Fast alle Hamburger Schlecker-Frauen haben bereits bei der Gesellschaft unterschrieben, doch Niedersachsen sieht Bürgschaft skeptisch.

Hamburg. Auf der Betriebsversammlung der Hamburger Schlecker-Frauen herrschte gestern große Verständnislosigkeit für das Gebaren der Politik und das Gezerre um eine Bürgschaft für die insolvente Drogeriekette. Einige Mitarbeiterinnen seien in Tränen ausgebrochen, es gab sogar "psychische Zusammenbrüche", berichtete Ver.di-Gewerkschaftssekretärin Katharina Sehne.

+++Zukunft von Schlecker-Mitarbeitern weiter unklar+++

Die meisten Bundesländer - darunter auch Hamburg - hatten zwar schon zugesagt, die für einen KfW-Kredit nötige Bürgschaft von 71 Millionen Euro mittragen zu wollen. Doch vor allem aus Niedersachsen, Hessen und Sachsen kamen Zweifel an den Zahlen, die das baden-württembergische Wirtschaftsministerium vorgelegt hatte. Sie gehen auf eine Studie von Wirtschaftsprüfern von PricewaterhouseCoopers zurück. Diese bescheinigt Schlecker schlechte Überlebenschancen, kommt jedoch zu dem Ergebnis, dass eine Bürgschaft "noch vertretbar" sei.

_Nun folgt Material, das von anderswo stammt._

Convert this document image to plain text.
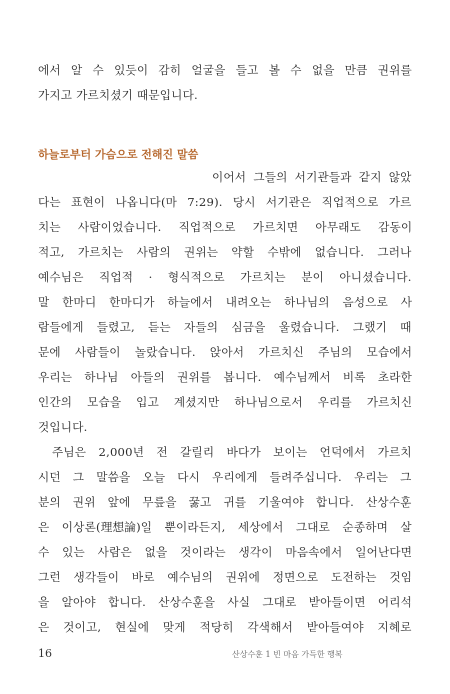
에서 알 수 있듯이 감히 얼굴을 들고 볼 수 없을 만큼 권위를
가지고 가르치셨기 때문입니다.
하늘로부터 가슴으로 전해진 말씀
이어서 그들의 서기관들과 같지 않았
다는 표현이 나옵니다(마 7:29). 당시 서기관은 직업적으로 가르
치는 사람이었습니다. 직업적으로 가르치면 아무래도 감동이
적고, 가르치는 사람의 권위는 약할 수밖에 없습니다. 그러나
예수님은 직업적 · 형식적으로 가르치는 분이 아니셨습니다.
말 한마디 한마디가 하늘에서 내려오는 하나님의 음성으로 사
람들에게 들렸고, 듣는 자들의 심금을 울렸습니다. 그랬기 때
문에 사람들이 놀랐습니다. 앉아서 가르치신 주님의 모습에서
우리는 하나님 아들의 권위를 봅니다. 예수님께서 비록 초라한
인간의 모습을 입고 계셨지만 하나님으로서 우리를 가르치신
것입니다.
주님은 2,000년 전 갈릴리 바다가 보이는 언덕에서 가르치
시던 그 말씀을 오늘 다시 우리에게 들려주십니다. 우리는 그
분의 권위 앞에 무릎을 꿇고 귀를 기울여야 합니다. 산상수훈
은 이상론(理想論)일 뿐이라든지, 세상에서 그대로 순종하며 살
수 있는 사람은 없을 것이라는 생각이 마음속에서 일어난다면
그런 생각들이 바로 예수님의 권위에 정면으로 도전하는 것임
을 알아야 합니다. 산상수훈을 사실 그대로 받아들이면 어리석
은 것이고, 현실에 맞게 적당히 각색해서 받아들여야 지혜로
16	산상수훈 1 빈 마음 가득한 행복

+++Hamburg will für Schlecker-Kredit mit rund 900.000 Euro bürgen+++

Niedersachsen und Sachsen gaben dennoch kein grünes Licht für einen Kredit. Niedersachsens Wirtschaftsminister Jörg Bode (FDP) sagte, es sei "schon erstaunlich, dass ein Kreditantrag vorgelegt wurde, in dem Zahlen enthalten sind, die mit den uns vorgelegten Unterlagen in Teilen nicht zur Deckung zu bringen sind". Obwohl Insolvenzverwalter Arndt Geiwitz feste Zusagen bis gestern gefordert hatte, verzögert sich der Prozess. Opposition und Gewerkschaften in Niedersachsen sprachen sich für eine schnelle Entscheidung zugunsten Schleckers aus.

Unterdessen haben rund 90 Prozent der 110 in Hamburg betroffenen Mitarbeiterinnen einen Vertrag bei der Transfergesellschaft unterschrieben. Sie soll ihnen durch Umschulungen den Weg in einen anderen Job ebnen. In den vergangenen Tagen herrschte große Unsicherheit über die Verträge. Einige Frauen fürchteten, bei Nichtzustandekommen der Transfergesellschaft eine Kündigung ohne Rechtssicherheit unterschrieben zu haben. "Das wird nicht der Fall sein. Sollte die Transfergesellschaft nicht gegründet werden, gibt es gewöhnliche betriebsbedingte Kündigungen", sagte Sehne. Ver.di hatte dazu eine Bestätigung von Insolvenzverwalter Arndt Geiwitz eingefordert.

Die Wut der Frauen bei der Betriebsversammlung richtete sich vor allem gegen die Führungsspitze. Viele nannten die Kommunikation ihres Unternehmens mangelhaft. "Oft konnte man zuerst aus der Presse von neuen Entwicklungen erfahren. Die Frauen wurden teilweise von besser informierten Kunden vor den Kopf gestoßen", sagt Sehne. Lob gab es dagegen für das Bekenntnis der Hamburger Politik zur Bürgschaft. Unterdessen mahnte Insolvenzverwalter Geiwitz, dass ein Scheitern der Bemühungen um eine Transfergesellschaft auch den Verkauf der ganzen Drogeriekette erschwere. "Wenn es keine Transfergesellschaft gibt, kommen laut Fachleuten Tausende von Kündigungsschutzklagen auf Schlecker zu."